In practice, using a temporary is not how you’d probably write this code:

TEST(plusAndBind, accumulateHowYoudProbablyWriteIt) {
  Value values[] = { Value(10), Value(42) };

  int result = std::accumulate(
      values,
      values + sizeof(values)/sizeof(values[0]),
      0,
      bind(std::plus<int>(), _1, bind(&Value::getValue, _2))
  );

  LONGS_EQUAL(52, result);
}

Working with vectors of shared_ptr

Let’s look at one final example. Imagine you want to have a vector of dynamically-allocated objects. Instead of storing raw pointers, you might think to use some kind of smart pointer, such as std::auto_ptr. However, you cannot put std::auto_pointer into standard collections. So instead, you decide to use boost::shared_ptr. Here’s a final example that does all of that:

#include <vector>
#include <boost/shared_ptr.hpp>

typedef boost::shared_ptr<Value> sp_Value;
typedef std::vector<sp_Value> vsp_Value;

TEST(plusAndBind, vsp_Value) {
  vsp_Value values;

  values.push_back(sp_Value(new Value(10)));
  values.push_back(sp_Value(new Value(42)));

  int result = std::accumulate(
      values.begin(),
      values.end(),
      0,
      bind(std::plus<int>(), _1, bind(&Value::getValue, _2))
  );

  LONGS_EQUAL(52, result);
}

This is a place where boost::bind shines over std::bind1st (or std::bind2nd).

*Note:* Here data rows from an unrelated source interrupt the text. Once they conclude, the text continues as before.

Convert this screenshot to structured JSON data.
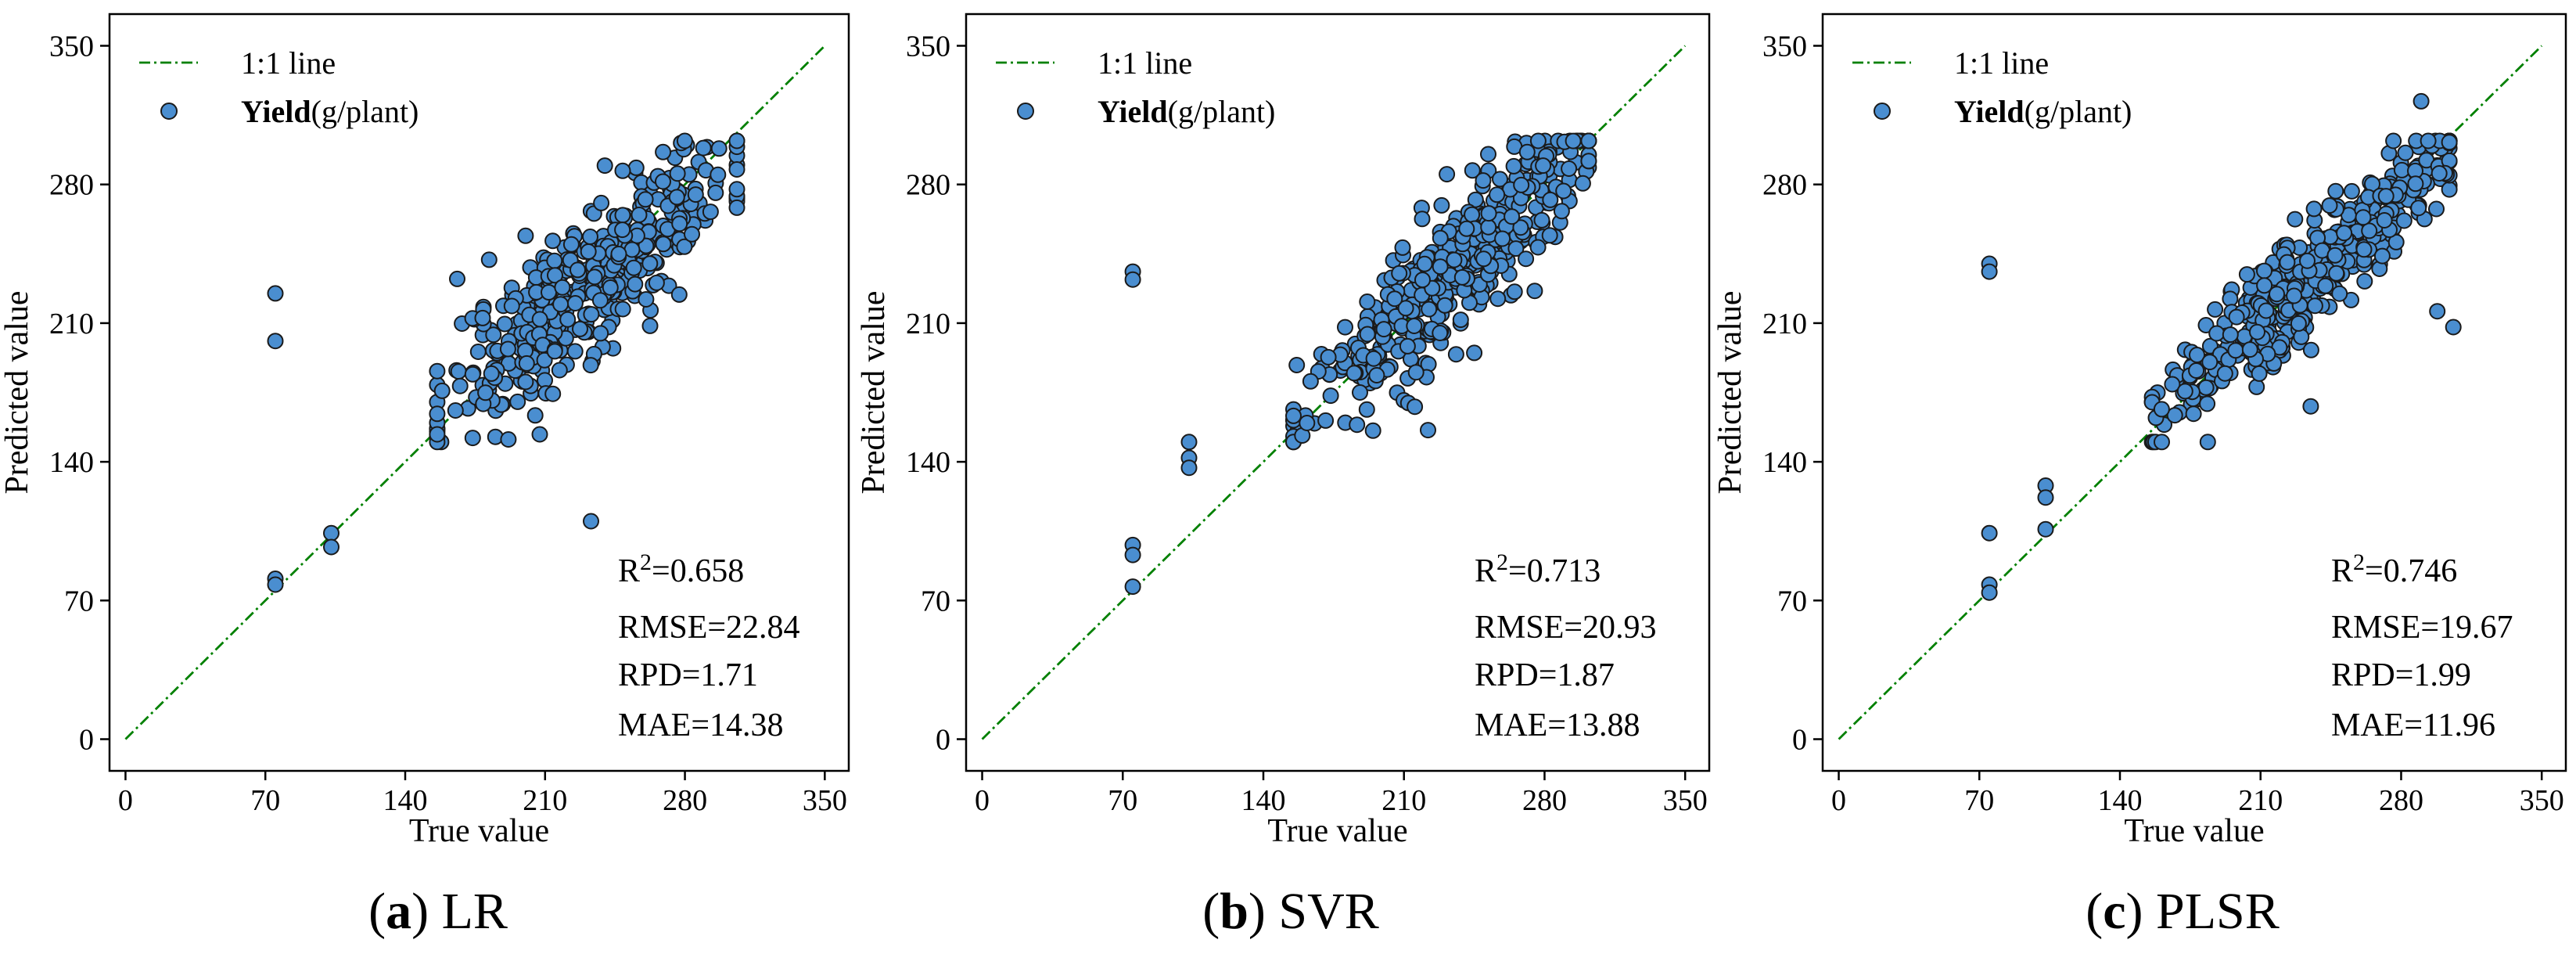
{
  "chart_data": [
    {
      "type": "scatter",
      "panel_id": "a",
      "model": "LR",
      "caption": {
        "prefix": "(",
        "letter": "a",
        "suffix": ") ",
        "model": "LR"
      },
      "xlabel": "True value",
      "ylabel": "Predicted value",
      "xlim": [
        -8,
        362
      ],
      "ylim": [
        -16,
        366
      ],
      "xticks": [
        0,
        70,
        140,
        210,
        280,
        350
      ],
      "yticks": [
        0,
        70,
        140,
        210,
        280,
        350
      ],
      "legend": {
        "position": "top-left",
        "line_label": "1:1 line",
        "marker_label_bold": "Yield",
        "marker_label_unit": "(g/plant)"
      },
      "line_color": "#008000",
      "marker_color": "#4a8ed0",
      "stats": {
        "r2_label": "R",
        "r2_sup": "2",
        "r2_value": "=0.658",
        "rmse": "RMSE=22.84",
        "rpd": "RPD=1.71",
        "mae": "MAE=14.38"
      },
      "outliers": [
        [
          75,
          225
        ],
        [
          75,
          201
        ],
        [
          75,
          81
        ],
        [
          75,
          78
        ],
        [
          103,
          104
        ],
        [
          103,
          97
        ],
        [
          233,
          110
        ],
        [
          182,
          242
        ]
      ],
      "cloud": {
        "seed": 11,
        "count": 430,
        "center": 232,
        "spread": 37,
        "xmin": 156,
        "xmax": 306,
        "noise": 19,
        "slope": 0.82,
        "offset": 41
      }
    },
    {
      "type": "scatter",
      "panel_id": "b",
      "model": "SVR",
      "caption": {
        "prefix": "(",
        "letter": "b",
        "suffix": ") ",
        "model": "SVR"
      },
      "xlabel": "True value",
      "ylabel": "Predicted value",
      "xlim": [
        -8,
        362
      ],
      "ylim": [
        -16,
        366
      ],
      "xticks": [
        0,
        70,
        140,
        210,
        280,
        350
      ],
      "yticks": [
        0,
        70,
        140,
        210,
        280,
        350
      ],
      "legend": {
        "position": "top-left",
        "line_label": "1:1 line",
        "marker_label_bold": "Yield",
        "marker_label_unit": "(g/plant)"
      },
      "line_color": "#008000",
      "marker_color": "#4a8ed0",
      "stats": {
        "r2_label": "R",
        "r2_sup": "2",
        "r2_value": "=0.713",
        "rmse": "RMSE=20.93",
        "rpd": "RPD=1.87",
        "mae": "MAE=13.88"
      },
      "outliers": [
        [
          75,
          236
        ],
        [
          75,
          232
        ],
        [
          75,
          98
        ],
        [
          75,
          93
        ],
        [
          75,
          77
        ],
        [
          103,
          150
        ],
        [
          103,
          142
        ],
        [
          103,
          137
        ],
        [
          222,
          156
        ],
        [
          245,
          195
        ]
      ],
      "cloud": {
        "seed": 23,
        "count": 430,
        "center": 233,
        "spread": 36,
        "xmin": 155,
        "xmax": 302,
        "noise": 17,
        "slope": 0.92,
        "offset": 20
      }
    },
    {
      "type": "scatter",
      "panel_id": "c",
      "model": "PLSR",
      "caption": {
        "prefix": "(",
        "letter": "c",
        "suffix": ") ",
        "model": "PLSR"
      },
      "xlabel": "True value",
      "ylabel": "Predicted value",
      "xlim": [
        -8,
        362
      ],
      "ylim": [
        -16,
        366
      ],
      "xticks": [
        0,
        70,
        140,
        210,
        280,
        350
      ],
      "yticks": [
        0,
        70,
        140,
        210,
        280,
        350
      ],
      "legend": {
        "position": "top-left",
        "line_label": "1:1 line",
        "marker_label_bold": "Yield",
        "marker_label_unit": "(g/plant)"
      },
      "line_color": "#008000",
      "marker_color": "#4a8ed0",
      "stats": {
        "r2_label": "R",
        "r2_sup": "2",
        "r2_value": "=0.746",
        "rmse": "RMSE=19.67",
        "rpd": "RPD=1.99",
        "mae": "MAE=11.96"
      },
      "outliers": [
        [
          75,
          240
        ],
        [
          75,
          236
        ],
        [
          75,
          104
        ],
        [
          75,
          78
        ],
        [
          75,
          74
        ],
        [
          103,
          128
        ],
        [
          103,
          122
        ],
        [
          103,
          106
        ],
        [
          290,
          322
        ],
        [
          298,
          216
        ],
        [
          306,
          208
        ],
        [
          235,
          168
        ]
      ],
      "cloud": {
        "seed": 37,
        "count": 430,
        "center": 235,
        "spread": 36,
        "xmin": 156,
        "xmax": 304,
        "noise": 14,
        "slope": 0.9,
        "offset": 24
      }
    }
  ]
}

It’s smart enough to just work in this situation. This example is packed with a lot of details:

Using typedefs to give (hopefully) better names to types.
Dynamic allocation without an apparent deallocation by using boost::shared_ptr
Function currying and nesting
An actual, executing and passing unit test.

The Whole File

Each of these examples are pulled from one larger, compiling C++ source file. Here’s the whole file:

PlusAndBindTest.cpp

#include <boost/bind.hpp>
#include <numeric>
#include <boost/shared_ptr.hpp>
#include <CppUTest/TestHarness.h>

using boost::bind;

struct Value {
  Value(int v) : v(v) {}
  int getValue() const { return v; }
  operator int() { return v; }
  int v;
};

TEST_GROUP(plusAndBind) {
};

TEST(plusAndBind, callDirectly) {
  Value v(42);
  std::plus<int> add;
  int result = add(10, v.getValue());
  LONGS_EQUAL(52, result);
}

TEST(plusAndBind, bindBothParameters) {
  Value v(42);
  std::plus<int> add;
  auto functor = bind(add, 10, v.getValue());
  int result = functor();
  LONGS_EQUAL(52, result);
}

TEST(plusAndBind, bindSecondParameter) {
  Value v(42);
  std::plus<int> add;
  auto functor = bind(add, _1, v.getValue());
  int result = functor(10);
  LONGS_EQUAL(52, result);
}

TEST(plusAndBind, doNotBindAnyParameters) {
  Value v(42);
  std::plus<int> add;
  auto functor = bind(add, _1, _2);
  int result = functor(10, v.getValue());
  LONGS_EQUAL(52, result);
}

TEST(plusAndBind, bind2ndParameterToMethodCall) {
  Value v(42);
  std::plus<int> add;
  auto functor = bind(add, _1, bind(&Value::getValue, _2));
  int result = functor(10, v);
  LONGS_EQUAL(52, result);
}

TEST(plusAndBind, theWholeThingInline) {
  Value v(42);
  auto functor = bind(std::plus<int>(), _1, bind(&Value::getValue, _2));
  int result = functor(10, v);
  LONGS_EQUAL(52, result);
}

TEST(plusAndBind, accumulateAnArrayOfValues) {
  std::plus<int> add;
  Value values[] = { Value(10), Value(42) };

  int result = std::accumulate(
      values,
      values + sizeof(values)/sizeof(values[0]),
      0,
      add
  );

  LONGS_EQUAL(52, result);
}

TEST(plusAndBind, accumulateOnArrayUsingBind) {
  auto functor = bind(std::plus<int>(), _1, bind(&Value::getValue, _2));
  Value values[] = { Value(10), Value(42) };

  int result = std::accumulate(
      values,
      values + sizeof(values)/sizeof(values[0]),
      0,
      functor
  );

  LONGS_EQUAL(52, result);
}

TEST(plusAndBind, accumulateHowYoudProbablyWriteIt) {
  Value values[] = { Value(10), Value(42) };

  int result = std::accumulate(
      values,
      values + sizeof(values)/sizeof(values[0]),
      0,
      bind(std::plus<int>(), _1, bind(&Value::getValue, _2))
  );

  LONGS_EQUAL(52, result);
}

#include <vector>
#include <boost/shared_ptr.hpp>
typedef boost::shared_ptr<Value> sp_Value;
typedef std::vector<sp_Value> vsp_Value;
TEST(plusAndBind, vsp_Value) {
  vsp_Value values;

  values.push_back(sp_Value(new Value(10)));
  values.push_back(sp_Value(new Value(42)));

  int result = std::accumulate(
      values.begin(),
      values.end(),
      0,
      bind(std::plus<int>(), _1, bind(&Value::getValue, _2))
  );

  LONGS_EQUAL(52, result);
}